The metric that is derived from this research is the population percentile – the percent of the population that can be expected to do a specific task “without straining themselves, or without becoming unusually tired, weakened, overheated, or out of breath” (Snook and Ciriello, 1991). We summarize this description by saying the population percentile indicates the percent of the population that can be expected to do a specific task without “overexertion”. The LOWER this number is, the HIGHER the risk of injury. The goal is to design jobs that are acceptable to at least 90% of the female population. Tasks whose population percentile is less than 75% of the female population expose workers to much higher risk of injury (Snook, et al., 1978, Marras, et al., 1999). The 75th female population percentile is the criterion that the NIOSH Revised Lifting Equation is based on (Waters, et al., 1994).
The use of the female 75th percentile as a criterion does NOT mean that only females are more susceptible to back pain; on the contrary, BOTH males and females are at elevated risk for back injuries when the female population percentile is below 75%. While males, on average, have higher weight/force capability than females, it is the female preferred weights/forces that provide discernment to injury risk for both males and females. Here’s an analogy. Say you went to a picnic and the host served everyone potato salad.

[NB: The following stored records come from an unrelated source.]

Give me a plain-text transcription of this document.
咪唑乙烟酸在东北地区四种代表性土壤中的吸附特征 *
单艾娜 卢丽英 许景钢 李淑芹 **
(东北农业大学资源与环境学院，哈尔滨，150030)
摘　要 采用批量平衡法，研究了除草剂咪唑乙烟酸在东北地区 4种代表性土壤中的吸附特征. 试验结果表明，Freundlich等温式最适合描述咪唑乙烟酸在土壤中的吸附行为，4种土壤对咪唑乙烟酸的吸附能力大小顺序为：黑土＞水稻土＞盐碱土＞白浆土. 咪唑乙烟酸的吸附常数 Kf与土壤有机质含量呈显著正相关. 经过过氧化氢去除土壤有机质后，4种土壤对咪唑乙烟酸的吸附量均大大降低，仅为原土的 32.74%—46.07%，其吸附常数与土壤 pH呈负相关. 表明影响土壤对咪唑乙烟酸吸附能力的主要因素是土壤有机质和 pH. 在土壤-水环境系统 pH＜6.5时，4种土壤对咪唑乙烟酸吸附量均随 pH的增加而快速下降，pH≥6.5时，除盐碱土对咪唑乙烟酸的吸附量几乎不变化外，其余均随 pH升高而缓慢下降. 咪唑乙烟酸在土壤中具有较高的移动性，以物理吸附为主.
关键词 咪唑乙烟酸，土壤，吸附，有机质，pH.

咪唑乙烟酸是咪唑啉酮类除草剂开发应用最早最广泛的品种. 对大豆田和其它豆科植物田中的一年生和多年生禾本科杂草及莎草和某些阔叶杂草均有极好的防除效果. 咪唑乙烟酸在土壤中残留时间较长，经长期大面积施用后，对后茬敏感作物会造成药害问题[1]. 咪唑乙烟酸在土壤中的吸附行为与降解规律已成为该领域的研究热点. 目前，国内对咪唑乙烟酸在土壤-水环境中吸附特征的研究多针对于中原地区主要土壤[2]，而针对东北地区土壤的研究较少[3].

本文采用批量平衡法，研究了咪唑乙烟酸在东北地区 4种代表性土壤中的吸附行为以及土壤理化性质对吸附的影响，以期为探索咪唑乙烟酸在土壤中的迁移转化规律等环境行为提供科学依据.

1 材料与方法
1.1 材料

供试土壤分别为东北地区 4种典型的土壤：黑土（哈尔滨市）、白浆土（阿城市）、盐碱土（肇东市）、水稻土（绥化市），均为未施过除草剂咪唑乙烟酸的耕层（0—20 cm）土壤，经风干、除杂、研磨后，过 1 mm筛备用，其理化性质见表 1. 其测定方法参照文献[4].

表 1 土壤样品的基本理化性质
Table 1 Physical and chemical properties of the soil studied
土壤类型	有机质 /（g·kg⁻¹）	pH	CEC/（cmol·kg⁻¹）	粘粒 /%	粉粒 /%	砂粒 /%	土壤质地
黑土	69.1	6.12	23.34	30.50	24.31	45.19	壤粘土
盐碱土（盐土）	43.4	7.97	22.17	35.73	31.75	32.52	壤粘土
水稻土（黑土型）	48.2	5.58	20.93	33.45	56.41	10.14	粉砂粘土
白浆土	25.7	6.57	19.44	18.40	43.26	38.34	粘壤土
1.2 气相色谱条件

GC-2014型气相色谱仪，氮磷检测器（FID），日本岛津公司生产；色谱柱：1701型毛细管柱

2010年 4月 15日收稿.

Let’s say all the men and most (74%) of the women thought it tasted great, but 26% of the women said, “something doesn’t taste right about that potato salad”. When everyone got home they ALL got sick. In this analogy, it was a small fraction of the population that was perceptive to the risk of getting sick, even though everyone was susceptible to getting sick. The 75th female population percentage is the level that is sensitive to identifying high risk tasks.
For certain jobs and industries, it is very difficult to design jobs that can be performed by 75% (or more) of the female work population. Liberty Mutual population percentiles are very often used to perform what-if scenarios of various ergonomic interventions to help determine the most cost effective and practical solution that offers the highest degree of control. There is no right answer or wrong solution. Whatever solution offers the most practical, cost effective and highest degree of control possible is a good result.
Lowe, B.D., Dempsey, P.G. and Jones, E.M., 2019. Ergonomics assessment methods used by ergonomics professionals. Applied ergonomics, 81, p.102882.
Waters, T.R., Putz-Anderson, V. and Garg, A., 1994. Applications manual for the revised NIOSH lifting equation.